Table 3 Class mIoU scores on the CamVid test set for the per-class

The comparison of the proposed method with the start of the art methods in the literature is given in Table 4. On the other hand, JPANet-M method has the best FPS value with 256, and the FSSNet method has the best parameter number with 0.2 Million. However, the proposed method has an approximately 2.3% higher mIoU score than the JPANet-M method, while it has an approximately 12% higher mIoU score than the FSSNet method. The proposed method has increased the accuracy success (mIoU) without compromising the number of parameters and FPS values too much at the expense of accuracy. However, the proposed method is advantageous as the number of parameters is less than methods such as Unet, SegNet and ICNet. Likewise, the FPS value of the proposed method is higher than the methods such as SegNet, Unet and ICNet.

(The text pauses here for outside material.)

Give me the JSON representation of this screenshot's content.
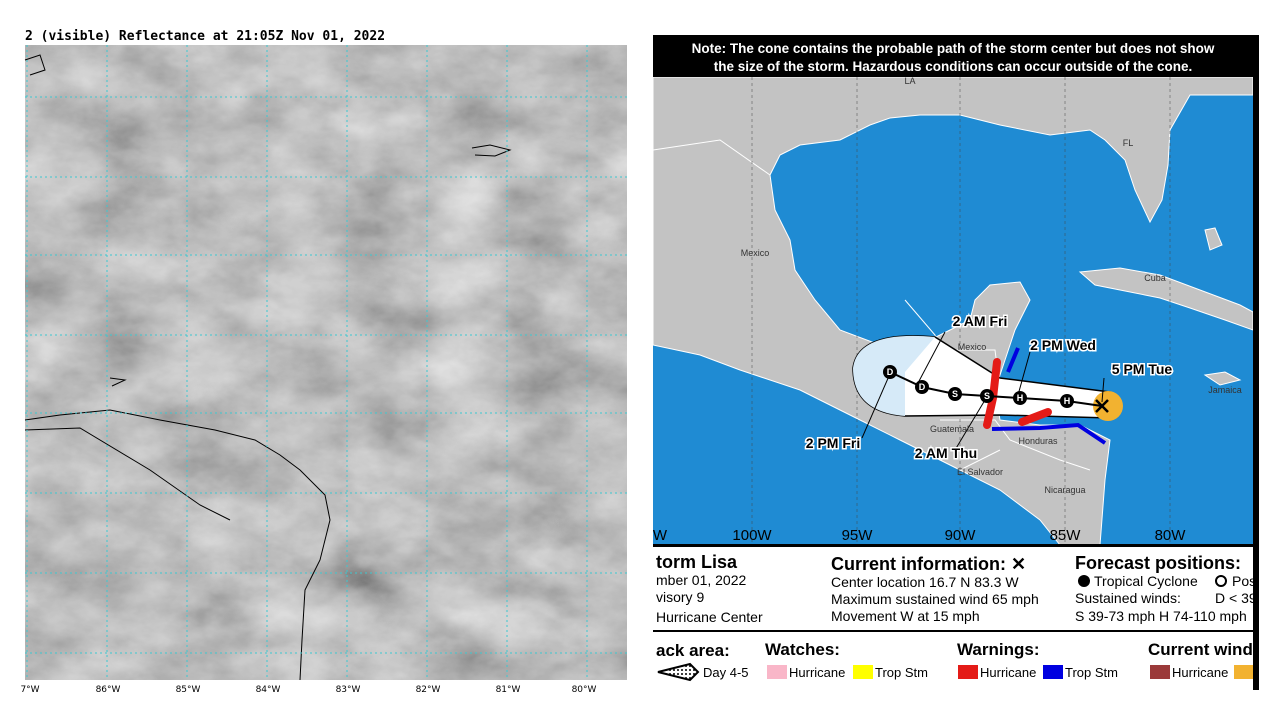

Table 4 Comparison of segmentation performance between the most advanced methods on the CamVid test set

Figure 9 shows the qualitative visual results of the proposed method and other methods that have been re-implemented, including successful and unsuccessful predictions with the CamVid test data set. As seen in this figure, the proposed method was able to correctly assign labels for different objects in a complex urban traffic environment (multi-scale variations, illumination changes, occlusions, etc.). Examples of this situation are objects such as roads, buildings, sky, and pavements. However, sometimes incorrect segmentation estimates can be made for objects, i.e. objects can be sub-segmented or over-segmented. Examples of this situation are the car image in the first row and the bicycle objects in the second row, respectively. The main reason for the occurrence of this condition is that the appearance inside objects differs significantly. The fact that an object has different appearances is thought to be largely due to the difference in its illumination. For such reasons, the problem of over-segmentation arises. Conversely, it causes sub-segmentation problems.

Fig. 9
figure 9

Visual comparison of state-of-the-art methods with the CamVid test set

5 Conclusion

In this article, a new semantic segmentation method with higher accuracy performance is proposed so that vehicles can travel autonomously in an urban traffic environment. A new module, Attentional Atrous Feature Pooling (AAFP), has been developed for the proposed method. This module is located between the encoder and decoder in the overall network structure and has been developed to reach more detailed information about objects. In particular, it can obtain multi-scale information and adds the attentional capability to objects large and small. Thanks to this module, the proposed network model was able to realize more effective learning. The training and testing of the proposed network model were carried out with the CamVid dataset. As a result of experimental tests, the average IoU value with the proposed network model was 70.59%, while this value was approximately 2% higher than other state-of-art network models. In addition, the number of parameters and frames per second (FPS) metrics were worth 15.7 million and 64.45, respectively. These values are not a problem given current hardware technologies. However, future studies are planned to further consider the balance between the accuracy of the method and the amount of consumption of hardware resources.